We are living in the age of new consumer rights and digital privacy. In the United States, marketers and brands always find compliance with the EU’s GDPR (implemented in 2018) to be a challenge. The next chapter in customer data protection is the CCPA or the California Consumer Privacy act of 2018. This legislation represents the most comprehensive list of data protection regulations in the history of the United States. The CCPA provides all consumers with unprecedented rights in order to have control over their private data.
California Consumer Privacy Act
The California Consumer Privacy Act or the CCPA came as a response to a variety of scandals and breaches, exposing the private information of all consumers held by companies to third parties.
What the CCPA entails:
- Consumers have the right to know what information companies have collected about them, the reason for collection, and with whom this information is going to be shared.
- Consumers have the right to stop the companies from sharing information or even ask them to delete it completely.
- Even if consumers choose not to share the data the companies have collected, the companies should offer the same quality of services to those consumers.
- The law means imposing strict limitations for collecting this information on individuals who are under 16 years of age and prohibits selling any information on users below 13 years of age.
- Consumers can even sue the companies if their personal data is subject to usage in an unauthorized manner, and/or if it gets stolen owing to the failure of the company in implementing and maintaining security protocols and practices.
CCPA compliance applies to all companies which conduct business or serve customers within the state of California. However, the implications of this law are bound to reach all over the globe because of California’s economy ranking as the fifth-largest by GDP in the world.
Does it affect me?
The CCPA mandates companies to consider and analyze their data collection procedures, privacy practices, warehousing, and usage – all under the penalty of law. It is a sign that soon there will be a huge wave of privacy regulations across regions like Nevada. State-specific data protection laws are in the pipeline and there is a potential for it to exist at the federal level as well.
Local lawmakers will no doubt introduce more of such privacy laws focused solely on the consumers. All marketers must understand that casual collection and retention of personal information in the cloud is going to end in the days to come.
The Similarities and Differences Between the GDPR and the CCPA
The CCPA is closely based on the GDPR. When it comes to the GDPR, it includes particular requirements for the provision of notice of rights to consumers, the right for customers to access file and private data records in a readily usable format, and the right of the consumers to have their data be deleted.
When this law came into practice on January 1st 2021, consumers had the right to demand the deletion of their personal information which had been collected up to 12 months before the request was made. Companies have to technically be compliant in their data tracking tools and systems from as early as 2019.
In contrast to the GDPR, the CCPA provides customers the right to sue companies for theft, disclosure, and unauthorized usage of personal data because of their failure to exercise and regulate proper security practices and procedures. The definition of personal information is broader for CCPA than GDPR and includes your location and biometric data along with all inferences that have been obtained from any such customer profiles.
Who has to comply with the CCPA?
All companies which meet the below-mentioned criteria have to follow the CCPA.
- First of all, a company that is involved in buying, selling or sharing private data of 50,000,000 or more customers and devices.
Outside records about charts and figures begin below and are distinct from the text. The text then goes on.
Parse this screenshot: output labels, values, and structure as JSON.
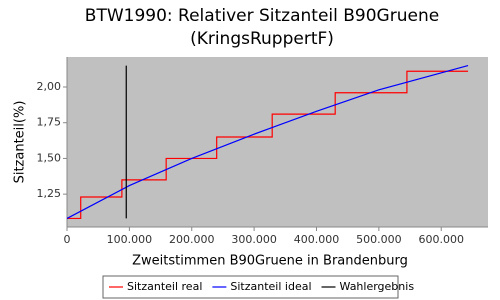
{
  "chart_data": {
    "type": "line",
    "title": "BTW1990: Relativer Sitzanteil B90Gruene",
    "subtitle": "(KringsRuppertF)",
    "x_label": "Zweitstimmen B90Gruene in Brandenburg",
    "y_label": "Sitzanteil(%)",
    "xlim": [
      0,
      675000
    ],
    "ylim": [
      1.02,
      2.21
    ],
    "xticks": [
      0,
      {
        "value": 100000,
        "label": "100.000"
      },
      {
        "value": 200000,
        "label": "200.000"
      },
      {
        "value": 300000,
        "label": "300.000"
      },
      {
        "value": 400000,
        "label": "400.000"
      },
      {
        "value": 500000,
        "label": "500.000"
      },
      {
        "value": 600000,
        "label": "600.000"
      }
    ],
    "yticks": [
      {
        "value": 1.25,
        "label": "1,25"
      },
      {
        "value": 1.5,
        "label": "1,50"
      },
      {
        "value": 1.75,
        "label": "1,75"
      },
      {
        "value": 2.0,
        "label": "2,00"
      }
    ],
    "grid": false,
    "legend": "bottom",
    "series": [
      {
        "name": "Sitzanteil real",
        "color": "#ff0000",
        "step": true,
        "x": [
          0,
          22000,
          88000,
          159000,
          240000,
          329000,
          430000,
          545000,
          643000
        ],
        "values": [
          1.08,
          1.23,
          1.35,
          1.5,
          1.65,
          1.81,
          1.96,
          2.11,
          2.11
        ]
      },
      {
        "name": "Sitzanteil ideal",
        "color": "#0000ff",
        "x": [
          0,
          100000,
          200000,
          300000,
          400000,
          500000,
          643000
        ],
        "values": [
          1.08,
          1.31,
          1.5,
          1.67,
          1.83,
          1.98,
          2.15
        ]
      },
      {
        "name": "Wahlergebnis",
        "color": "#000000",
        "x": [
          95000,
          95000
        ],
        "values": [
          1.08,
          2.15
        ]
      }
    ]
  }
}
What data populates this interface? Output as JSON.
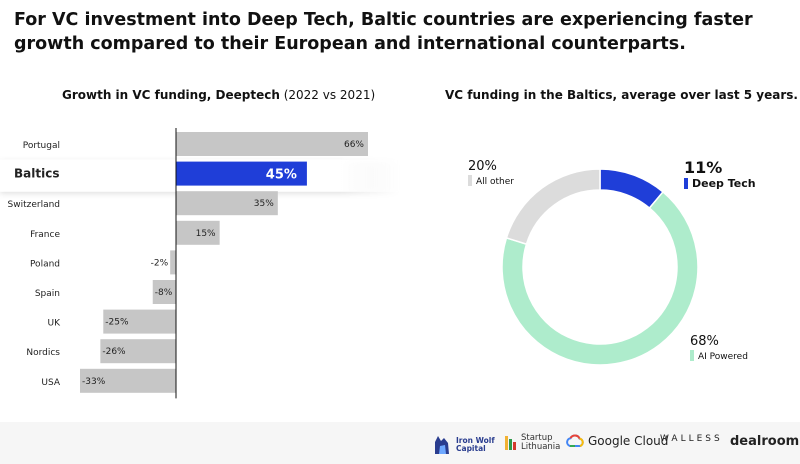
{
  "headline": "For VC investment into Deep Tech, Baltic countries are experiencing faster growth compared to their European and international counterparts.",
  "colors": {
    "bar_gray": "#c6c6c6",
    "highlight": "#1f3ed8",
    "deep_tech": "#1f3ed8",
    "ai": "#aeeccc",
    "other": "#dcdcdc"
  },
  "chart_data": [
    {
      "type": "bar",
      "orientation": "horizontal",
      "title_bold": "Growth in VC funding, Deeptech",
      "title_rest": " (2022 vs 2021)",
      "categories": [
        "Portugal",
        "Baltics",
        "Switzerland",
        "France",
        "Poland",
        "Spain",
        "UK",
        "Nordics",
        "USA"
      ],
      "values": [
        66,
        45,
        35,
        15,
        -2,
        -8,
        -25,
        -26,
        -33
      ],
      "labels": [
        "66%",
        "45%",
        "35%",
        "15%",
        "-2%",
        "-8%",
        "-25%",
        "-26%",
        "-33%"
      ],
      "highlight": "Baltics",
      "unit": "%",
      "xlim": [
        -35,
        70
      ]
    },
    {
      "type": "pie",
      "style": "donut",
      "title": "VC funding in the Baltics, average over last 5 years.",
      "slices": [
        {
          "name": "Deep Tech",
          "value": 11,
          "label": "11%"
        },
        {
          "name": "AI Powered",
          "value": 68,
          "label": "68%"
        },
        {
          "name": "All other",
          "value": 20,
          "label": "20%"
        }
      ]
    }
  ],
  "footer": {
    "logos": [
      "Iron Wolf Capital",
      "Startup Lithuania",
      "Google Cloud",
      "WALLESS",
      "dealroom.co"
    ],
    "ironwolf_line1": "Iron Wolf",
    "ironwolf_line2": "Capital",
    "startup_line1": "Startup",
    "startup_line2": "Lithuania"
  }
}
- Secondly, a company that has a gross revenue of above $25,000,000.
- Obtain a minimum of 50% of their annual revenue from sharing personal information.
The companies which face the maximum impact of CCPA will be those which have a huge storage of private data of their customers like data brokers or telecom providers as well as companies that deal in private information for target marketing. But it is crucial to understand how and if the CCPA will affect your business.
Effects of the CCPA on the B2C marketers
The CCPA ensures that anyone who collects and uses private data, including marketers must follow strict data protection standards that are designed to protect you from data breaches. They must also have some protocols to address issues of data deletion appeals from customers whose data has been held and lastly, be able to document the status of the consumers to opt-in or opt-out.
All violations of CCPA compliance will have financial penalties. It can result in fines up to $7,500 per violation and up to more than $750 and/or real damages per violation on the individual level.
While the CCPA prohibits companies from denying services to the consumers who opt-out of sharing private information, it gives them the freedom to offer incentives to customers who allow the sharing. What this means is that companies can offer discounts and low prices in exchange for the marketing opt-ins and this permission to share private information with third parties.
The rule of thumb is that if a company is compliant with the stringent standards of the GDPR, you are likely to be in the homestretch for CCPA compliance. If you are not sure about where you stand, you must talk to any privacy or security center for more information on this kind of compliance.
Marketers must realize that whether it is the GDPR or the CCPA, they are going to be facing a wave of new data privacy regulations which no company should neglect. We should encourage the marketing professionals to see these rules and regulations as an opportunity to build reliable relationships with their customers, instead of viewing them as a burden. By practicing transparency about the personal information you collect and using it in a responsible manner, you will build trust with your customers. Such business practices will be the foundation of your smart marketing, marked by personalization and relevancy at every step.